В лодке электрически задёргались, мгновенно подплавили безжизненного Юру. Махра ухватил его за узел на спине, с водой втащил в лодку. Пашка выпульнул на другой борт. Лодка болтается. Юра лежит на спине, бледный, глаза закрыты, рот разинут… Чего теперь?..

– Эй вы-ы! Ну-ка, чего вы там! А ну к берегу давай! – Возле самой воды прыгает на одной ноге, сапог сдирает водовоз Журавлев. Кобыла с бочкой – на бугре. – А ну живо! Пашка, кому говорю!

Ребята переглянулись и присели. Ляма заныл: «Чего теперь, Паха, а?» Пашка подхватил Юру под мышки. «Помогите!» Кинулся Махра, положили Юру на сиденье животом. Пашка начал толкать руками в спину, как тесто месить. Толчками полилась вода. Юра застонал. Быстро перевернули на спину. Юра открыл глаза.

– Паша, где я? Паша…

– Юра, живой! – сквозь слёзы рассмеялся Пашка. – Живой!

– Урра-а! Приказ! Живой! Урра-а! – забесновалось, запрыгало в лодке…

Приходили на Грязное и на другой день… И ещё несколько дней ходили. Через неделю Юра поплыл.

– Паша, плыву-у! – вопил он, крутя головой и поочередно вынося руки неуклюжими рогулинами на воду. – Плыву-у, Па-аша!

Пашка стоял в лодке, верёвку стравливал.

– А ты как думал? Упорство – одно слово. Теперь ты человек. А то ишь чего надумал – на бережку всю жизнь просидеть. Шалишь! Плыви-и!..

12

Вон уже апрель на дворе распахнулся во всю ширь поднебесную, открытие охоты не за горами, а дяди Васино ружьё до сих пор не пристрелено. Непорядок. В одно из воскресений пошли. За Грязное, на остров, к Ульгинским тальникам.

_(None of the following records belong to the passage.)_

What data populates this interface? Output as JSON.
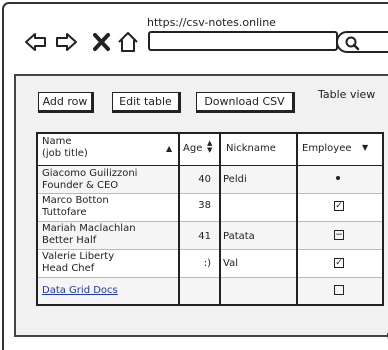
{
  "browser": {
    "url": "https://csv-notes.online",
    "address_value": "",
    "search_value": ""
  },
  "toolbar": {
    "add_row": "Add row",
    "edit_table": "Edit table",
    "download_csv": "Download CSV",
    "view_title": "Table view"
  },
  "table": {
    "columns": {
      "name": "Name",
      "name_sub": "(job title)",
      "age": "Age",
      "nickname": "Nickname",
      "employee": "Employee"
    },
    "rows": [
      {
        "name": "Giacomo Guilizzoni",
        "title": "Founder & CEO",
        "age": "40",
        "nickname": "Peldi",
        "employee": "radio-selected"
      },
      {
        "name": "Marco Botton",
        "title": "Tuttofare",
        "age": "38",
        "nickname": "",
        "employee": "checked"
      },
      {
        "name": "Mariah Maclachlan",
        "title": "Better Half",
        "age": "41",
        "nickname": "Patata",
        "employee": "indeterminate"
      },
      {
        "name": "Valerie Liberty",
        "title": "Head Chef",
        "age": ":)",
        "nickname": "Val",
        "employee": "checked"
      },
      {
        "name": "Data Grid Docs",
        "title": "",
        "age": "",
        "nickname": "",
        "employee": "unchecked"
      }
    ]
  }
}
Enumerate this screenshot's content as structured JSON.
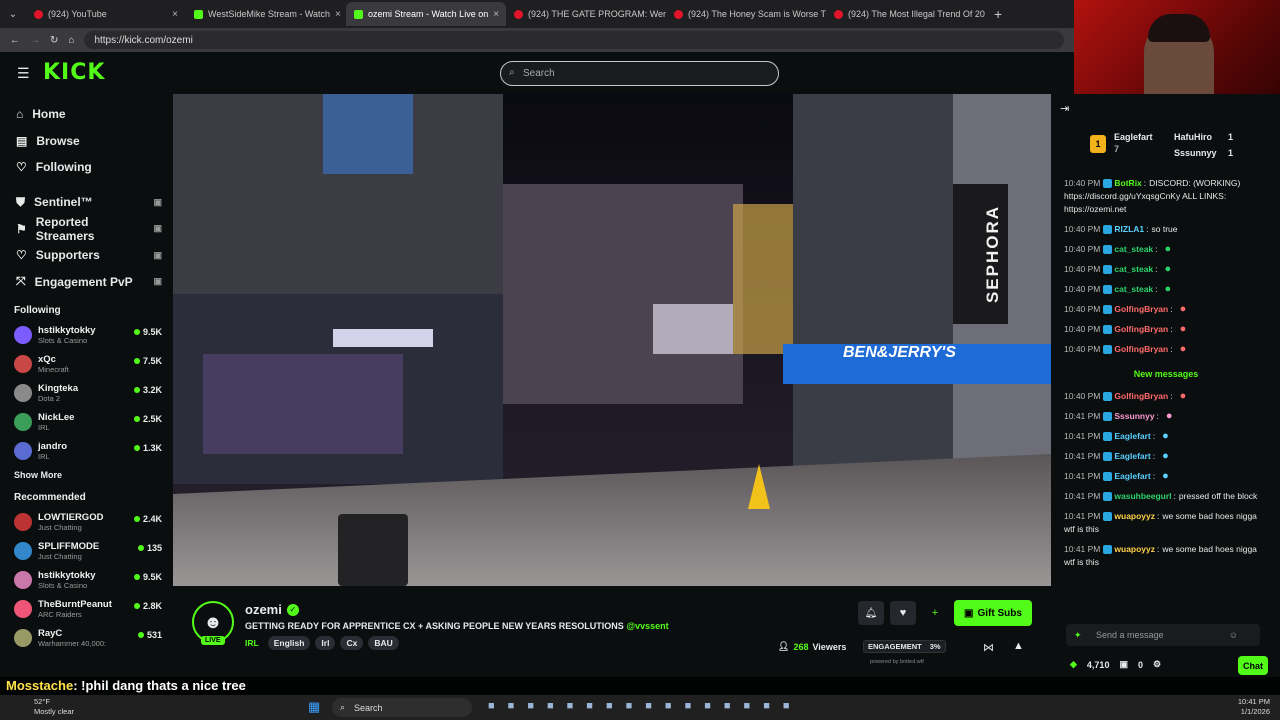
{
  "browser": {
    "tabs": [
      {
        "title": "(924) YouTube",
        "active": false,
        "kind": "youtube"
      },
      {
        "title": "WestSideMike Stream - Watch",
        "active": false,
        "kind": "kick"
      },
      {
        "title": "ozemi Stream - Watch Live on",
        "active": true,
        "kind": "kick"
      },
      {
        "title": "(924) THE GATE PROGRAM: Were",
        "active": false,
        "kind": "youtube"
      },
      {
        "title": "(924) The Honey Scam is Worse Th",
        "active": false,
        "kind": "youtube"
      },
      {
        "title": "(924) The Most Illegal Trend Of 20",
        "active": false,
        "kind": "youtube"
      }
    ],
    "url": "https://kick.com/ozemi"
  },
  "header": {
    "logo": "KICK",
    "search_placeholder": "Search"
  },
  "sidebar": {
    "nav": [
      {
        "label": "Home",
        "icon": "home-icon"
      },
      {
        "label": "Browse",
        "icon": "browse-icon"
      },
      {
        "label": "Following",
        "icon": "heart-icon"
      }
    ],
    "nav2": [
      {
        "label": "Sentinel™",
        "icon": "shield-icon"
      },
      {
        "label": "Reported Streamers",
        "icon": "flag-icon"
      },
      {
        "label": "Supporters",
        "icon": "heart-icon"
      },
      {
        "label": "Engagement PvP",
        "icon": "engagement-icon"
      }
    ],
    "following_title": "Following",
    "following": [
      {
        "name": "hstikkytokky",
        "category": "Slots & Casino",
        "viewers": "9.5K"
      },
      {
        "name": "xQc",
        "category": "Minecraft",
        "viewers": "7.5K"
      },
      {
        "name": "Kingteka",
        "category": "Dota 2",
        "viewers": "3.2K"
      },
      {
        "name": "NickLee",
        "category": "IRL",
        "viewers": "2.5K"
      },
      {
        "name": "jandro",
        "category": "IRL",
        "viewers": "1.3K"
      }
    ],
    "show_more": "Show More",
    "recommended_title": "Recommended",
    "recommended": [
      {
        "name": "LOWTIERGOD",
        "category": "Just Chatting",
        "viewers": "2.4K"
      },
      {
        "name": "SPLIFFMODE",
        "category": "Just Chatting",
        "viewers": "135"
      },
      {
        "name": "hstikkytokky",
        "category": "Slots & Casino",
        "viewers": "9.5K"
      },
      {
        "name": "TheBurntPeanut",
        "category": "ARC Raiders",
        "viewers": "2.8K"
      },
      {
        "name": "RayC",
        "category": "Warhammer 40,000:",
        "viewers": "531"
      }
    ]
  },
  "stream": {
    "channel": "ozemi",
    "live": "LIVE",
    "title": "GETTING READY FOR APPRENTICE CX + ASKING PEOPLE  NEW YEARS RESOLUTIONS",
    "mention": "@vvssent",
    "category": "IRL",
    "tags": [
      "English",
      "Irl",
      "Cx",
      "BAU"
    ],
    "viewers": "268",
    "viewers_label": "Viewers",
    "engagement_label": "ENGAGEMENT",
    "engagement_value": "3%",
    "powered_by": "powered by botted.wtf",
    "gift_subs": "Gift Subs",
    "signage": [
      "SEPHORA",
      "BEN&JERRY'S"
    ]
  },
  "chat": {
    "top_gifters": [
      {
        "rank": "1",
        "name": "Eaglefart",
        "count": "7"
      },
      {
        "name": "HafuHiro",
        "count": "1"
      },
      {
        "name": "Sssunnyy",
        "count": "1"
      }
    ],
    "messages": [
      {
        "time": "10:40 PM",
        "user": "BotRix",
        "color": "#53fc18",
        "text": "DISCORD: (WORKING) https://discord.gg/uYxqsgCnKy ALL LINKS: https://ozemi.net"
      },
      {
        "time": "10:40 PM",
        "user": "RIZLA1",
        "color": "#5ad1ff",
        "text": "so true"
      },
      {
        "time": "10:40 PM",
        "user": "cat_steak",
        "color": "#2bd46b",
        "text": ""
      },
      {
        "time": "10:40 PM",
        "user": "cat_steak",
        "color": "#2bd46b",
        "text": ""
      },
      {
        "time": "10:40 PM",
        "user": "cat_steak",
        "color": "#2bd46b",
        "text": ""
      },
      {
        "time": "10:40 PM",
        "user": "GolfingBryan",
        "color": "#ff6a6a",
        "text": ""
      },
      {
        "time": "10:40 PM",
        "user": "GolfingBryan",
        "color": "#ff6a6a",
        "text": ""
      },
      {
        "time": "10:40 PM",
        "user": "GolfingBryan",
        "color": "#ff6a6a",
        "text": ""
      }
    ],
    "new_messages": "New messages",
    "messages2": [
      {
        "time": "10:40 PM",
        "user": "GolfingBryan",
        "color": "#ff6a6a",
        "text": ""
      },
      {
        "time": "10:41 PM",
        "user": "Sssunnyy",
        "color": "#ff9bd2",
        "text": ""
      },
      {
        "time": "10:41 PM",
        "user": "Eaglefart",
        "color": "#5ad1ff",
        "text": ""
      },
      {
        "time": "10:41 PM",
        "user": "Eaglefart",
        "color": "#5ad1ff",
        "text": ""
      },
      {
        "time": "10:41 PM",
        "user": "Eaglefart",
        "color": "#5ad1ff",
        "text": ""
      },
      {
        "time": "10:41 PM",
        "user": "wasuhbeegurl",
        "color": "#2bd46b",
        "text": "pressed off the block"
      },
      {
        "time": "10:41 PM",
        "user": "wuapoyyz",
        "color": "#ffd24a",
        "text": "we some bad hoes nigga wtf is this"
      },
      {
        "time": "10:41 PM",
        "user": "wuapoyyz",
        "color": "#ffd24a",
        "text": "we some bad hoes nigga wtf is this"
      }
    ],
    "input_placeholder": "Send a message",
    "points": "4,710",
    "gift_count": "0",
    "chat_button": "Chat"
  },
  "caption": {
    "user": "Mosstache",
    "text": ": !phil dang thats a nice tree"
  },
  "taskbar": {
    "weather_temp": "52°F",
    "weather_desc": "Mostly clear",
    "search": "Search",
    "time": "10:41 PM",
    "date": "1/1/2026"
  },
  "colors": {
    "kick_green": "#53fc18",
    "bg": "#0b0e0f"
  }
}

По улице шли не торопясь, основательно. Солидно шли. Пашка по пояс провалился в отцовские болотные сапоги, дядя Вася, наоборот, был как подстреленный – в маленьких, ниже колен, тёти Лизиных резиновых сапожках. И хотя снег в городке давно сошёл – лужи, грязь, припекает порядком, – оба в стёганых телогрейках, подпоясанных патронташами, как богатырской силой поддутые. У Пашки одностволка прямо в небо торчит, дядя Вася будто на коня взобрался – наискось горбатил двустволкою своей. Из-за левого уха. А по обе стороны от охотников, как и полагается в таких случаях, весело припрыгивали ребятишки. Они – как те жарки-желторотики у городка на взгорье, что уже вылупились, и словно трепетливенько пищали на солнечном весеннем ветерке.

По льду через Грязное идти было нельзя – лёд налился широкими закраинами, сизо промок и словно всплывал. Везде по нему кучи мусора, битого кирпича, золы. В грязных закраинах, как пацаны по первой, ледяной ещё воде, возбужденно, радостно плескались домашние утки. Они истошно крякали, трепеща мокрыми худыми шеями. На противоположной стороне Грязного зябко ступили в закраину два голых тополя. По ним, почти у самой воды, поналипли лохматые грачиные гнезда – будто весенним половодьем намытые кучки хвороста для костерков, самой весной для новой жизни заготовленные. А в костерках этих уже орут, колготятся грачи, вовсю эту новую жизнь разжигают.